Nombre de togolais ne cessent de se poser des questions sur les raisons du refus de Faure à occuper les nouveaux locaux du palais de la présidence ; aussi ceux qui ne le savent pas, en l’apprenant n’hésitent pas à manifester leur surprise. Près de trois mois donc après l’inauguration de ce somptueux palais, à la veille de la fête de l’indépendance, le joyau ne trouve pas encore de locataire. Et comme on peut se l’imaginer, en pareille situation de vacance de lieux, dames araignées s’en réjouissent  tissant ici et là dans tous les coins leur toile.

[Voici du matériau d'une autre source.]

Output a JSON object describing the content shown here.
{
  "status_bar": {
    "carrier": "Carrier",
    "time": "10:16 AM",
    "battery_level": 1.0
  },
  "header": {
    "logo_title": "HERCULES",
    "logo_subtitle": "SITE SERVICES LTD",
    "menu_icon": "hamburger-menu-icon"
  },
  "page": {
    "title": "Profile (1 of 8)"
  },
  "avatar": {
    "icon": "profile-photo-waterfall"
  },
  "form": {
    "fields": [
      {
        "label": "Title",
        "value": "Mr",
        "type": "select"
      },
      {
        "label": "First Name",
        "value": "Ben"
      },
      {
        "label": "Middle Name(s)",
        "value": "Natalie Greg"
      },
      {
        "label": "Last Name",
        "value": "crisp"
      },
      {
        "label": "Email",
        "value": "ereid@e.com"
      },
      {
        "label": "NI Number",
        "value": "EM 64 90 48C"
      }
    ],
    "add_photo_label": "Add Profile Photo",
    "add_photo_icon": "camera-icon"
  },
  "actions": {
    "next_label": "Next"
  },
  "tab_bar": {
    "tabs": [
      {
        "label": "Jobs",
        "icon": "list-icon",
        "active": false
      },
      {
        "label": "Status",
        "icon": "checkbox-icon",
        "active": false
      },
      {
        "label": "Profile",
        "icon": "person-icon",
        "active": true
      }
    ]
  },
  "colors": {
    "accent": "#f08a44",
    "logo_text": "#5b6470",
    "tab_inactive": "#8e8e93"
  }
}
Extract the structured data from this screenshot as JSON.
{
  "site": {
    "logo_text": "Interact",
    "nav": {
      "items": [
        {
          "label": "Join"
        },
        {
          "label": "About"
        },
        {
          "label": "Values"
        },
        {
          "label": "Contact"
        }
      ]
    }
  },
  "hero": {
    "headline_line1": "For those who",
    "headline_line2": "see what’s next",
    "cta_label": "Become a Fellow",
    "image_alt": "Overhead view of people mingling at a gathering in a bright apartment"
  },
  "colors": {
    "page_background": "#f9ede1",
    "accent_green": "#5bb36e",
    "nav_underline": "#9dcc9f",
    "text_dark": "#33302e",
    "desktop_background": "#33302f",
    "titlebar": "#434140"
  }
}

Face à ce refus du président de regagner son palais, une question se pose : y a-t-il quelque chose en ces lieux qui lui fasse peur ? Sinon, que fait-il ? Face à cette réticence du N° 1 à occuper le nouveau palais, cela nous a conduit à rechercher les causes ; car il ne serait pas gratuit que Faure s’obstine et s’attache à la vielle présidence que son père de son vivant avait abandonnée pour sa résidence privée de Lomé II. Outre, son frère cadet, ministre de la défense a vidé son bureau qui n’était qu’une partie de ce palais pour cause de vétusté  et en délabrement, allant s’installer à la cité OUA. Dans le même sens, notre premier ministre s’est retrouvé dans une résidence de la cité OUA, laissant derrière lui l’ex direction de l’OPAT que KOFFI SAMA  l’ex PM avait occupé, parce que lui Kodjo n’est pas Koffi et surtout n’est pas agriculteur. Faure ne connaîtrait il donc pas l’esthétique sinon pourquoi poser la première pierre d’un palais présidentiel n’étant alors que ministre, inaugurer ce palais aujourd’hui en tant que président et refuser après de le regagner. Nos investigations ont abouti à ces conclusions : les ingénieurs chinois qui ont construit les locaux, ont livré un bâtiment avec une cour en piscine. Le site du nouveau palais serait, si ce n’est un marécage, un bassin et donc, il est très difficile de trouver où mettre les pieds en période de pluie.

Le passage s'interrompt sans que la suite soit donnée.